In April 2014, the California Public Utilities Commission issued a report recommending that state utility commissions take a more active approach to defining the role of microgrid owners and operators in the distribution network. Other agencies including the state of Maryland and NYSERDA (PDF) have also published extensive documents outlining their perspectives on utility and third-party microgrid ownership structures, as well as applicable financing models.
Despite these ongoing efforts, no regulatory concept for commercial multi-user microgrids has yet emerged. The following list summarizes the most pressing regulatory barriers to wider development of large microgrids.
- Utility franchise rights: Designed to govern the use of public space by third parties, utility franchise rights substantially limit the ability of third-party providers to realize larger projects that may be economically more attractive. Since selling power to third parties via new distribution lines infringes on these rights, non-utility entities may face significant legal battles that may lead to considerable litigation costs.
- Threat of being subject to public utility regulation: Any entity that sells energy or power and whose equipment crosses a public street is technically defined as an electric corporation and therefore falls under the traditional utility regulation and ratemaking authority of the state’s public utility commission. The prospect of being treated as a traditional utility, where billing, rates, and quality of series are all regulated, adds significant cost and risk, further reducing a project’s economic viability.
- Insufficient definition of microgrid interconnection procedures: In the current regulatory environment, microgrid interconnection requirements and associated costs and benefits are generally negotiated on a project-by-project basis and often differ in each state. For example, a hybrid mix of resources may deem a microgrid unable to receive a net-metered rate for power or energy export. On the technical side, while IEEE 1547.4 establishes interconnection guidelines for DER islanded systems, rules governing microgrid grid-support functions (e.g., volt/VAR support) remain insufficiently defined to allow microgrids to support utility operations without significant customization. Navigating this complex and unclear legal framework is often time-consuming and expensive for a developer.

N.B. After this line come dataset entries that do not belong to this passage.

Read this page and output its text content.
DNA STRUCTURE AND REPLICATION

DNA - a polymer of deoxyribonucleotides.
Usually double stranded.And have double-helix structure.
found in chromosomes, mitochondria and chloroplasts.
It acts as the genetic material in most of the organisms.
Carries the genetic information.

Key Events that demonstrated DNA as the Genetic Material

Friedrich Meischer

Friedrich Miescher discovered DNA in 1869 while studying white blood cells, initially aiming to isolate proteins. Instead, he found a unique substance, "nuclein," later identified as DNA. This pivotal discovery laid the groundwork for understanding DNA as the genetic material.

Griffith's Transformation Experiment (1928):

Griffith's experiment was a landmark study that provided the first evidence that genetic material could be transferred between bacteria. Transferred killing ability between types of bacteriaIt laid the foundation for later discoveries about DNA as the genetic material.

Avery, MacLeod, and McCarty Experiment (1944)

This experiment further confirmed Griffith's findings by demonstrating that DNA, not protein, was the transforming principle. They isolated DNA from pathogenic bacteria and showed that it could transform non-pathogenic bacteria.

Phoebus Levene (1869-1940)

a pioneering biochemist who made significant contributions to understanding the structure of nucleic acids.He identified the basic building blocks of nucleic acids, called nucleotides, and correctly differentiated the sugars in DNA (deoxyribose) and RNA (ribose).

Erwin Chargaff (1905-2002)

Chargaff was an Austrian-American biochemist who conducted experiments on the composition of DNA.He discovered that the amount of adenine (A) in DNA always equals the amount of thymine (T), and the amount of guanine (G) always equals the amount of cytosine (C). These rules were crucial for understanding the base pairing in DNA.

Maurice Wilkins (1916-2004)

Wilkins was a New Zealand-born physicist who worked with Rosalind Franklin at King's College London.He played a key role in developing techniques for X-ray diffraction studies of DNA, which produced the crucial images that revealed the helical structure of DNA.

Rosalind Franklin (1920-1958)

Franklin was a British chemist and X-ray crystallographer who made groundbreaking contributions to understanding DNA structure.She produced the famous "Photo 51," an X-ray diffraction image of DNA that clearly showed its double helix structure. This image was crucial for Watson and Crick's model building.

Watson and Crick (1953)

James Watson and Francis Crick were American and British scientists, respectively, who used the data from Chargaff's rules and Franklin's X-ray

And that’s not all. Unresolved issues around distribution network costs (like standby charges), project financing, and performance metrics are being examined by several public utility commissions. While these barriers do create significant uncertainty and project risk, it is important to recognize that regulatory progress is being made and that the market is expected to significantly grow beyond its current state with or without major reform.
The utility opportunity
On the subject of growth, while such regulatory barriers do pose a more significant challenge to private-sector projects, several developers have identified the utility space as a major microgrid opportunity.
There has been much talk about utility modernization efforts, whether that be to address system reliability, distribution congestion, variable generation intermittency, or other factors. Much of this has been folded under the umbrella definition of larger-scale microgrid projects in states like California, Illinois, Maryland and New York.
In May, Energizing Co. and asset investor Stonepeak Partners unveiled a $250 million finance facility focused on North American utility microgrid and grid modernization developments, leveraging private-public investment models and targeting projects of 100 megawatts in capacity and over $50 million in costs. Energizing Co. has also partnered with Leidos to provide engineering services and economic analysis.
Building on Exelon’s existing expertise in its distributed-generation and wires business, the deregulated utility is partnering with project developer Anbaric to tie in experience with developing large-scale high-voltage DC lines. The partnership plans to develop large-scale microgrid projects in the 30-megawatt to 200-megawatt range at several New York sites including utilities, municipals, and the C&I space.
Ultimately, such mega-projects may redefine the entire microgrid concept. ComEd’s proposed HB 3328 bill to invest up to $300 million in six microgrid pilot projects includes aspects of healthcare, homeland security, transportation and water services — much of which goes beyond typical microgrid concepts oriented to serve critical infrastructure or remote communities.
GTM Research’s North American Microgrid 2015 report finds that while 49 percent of U.S. microgrid projects tend to be under 1 megawatt of generation capacity, much of the overall capacity is actually attributed to larger-scale projects.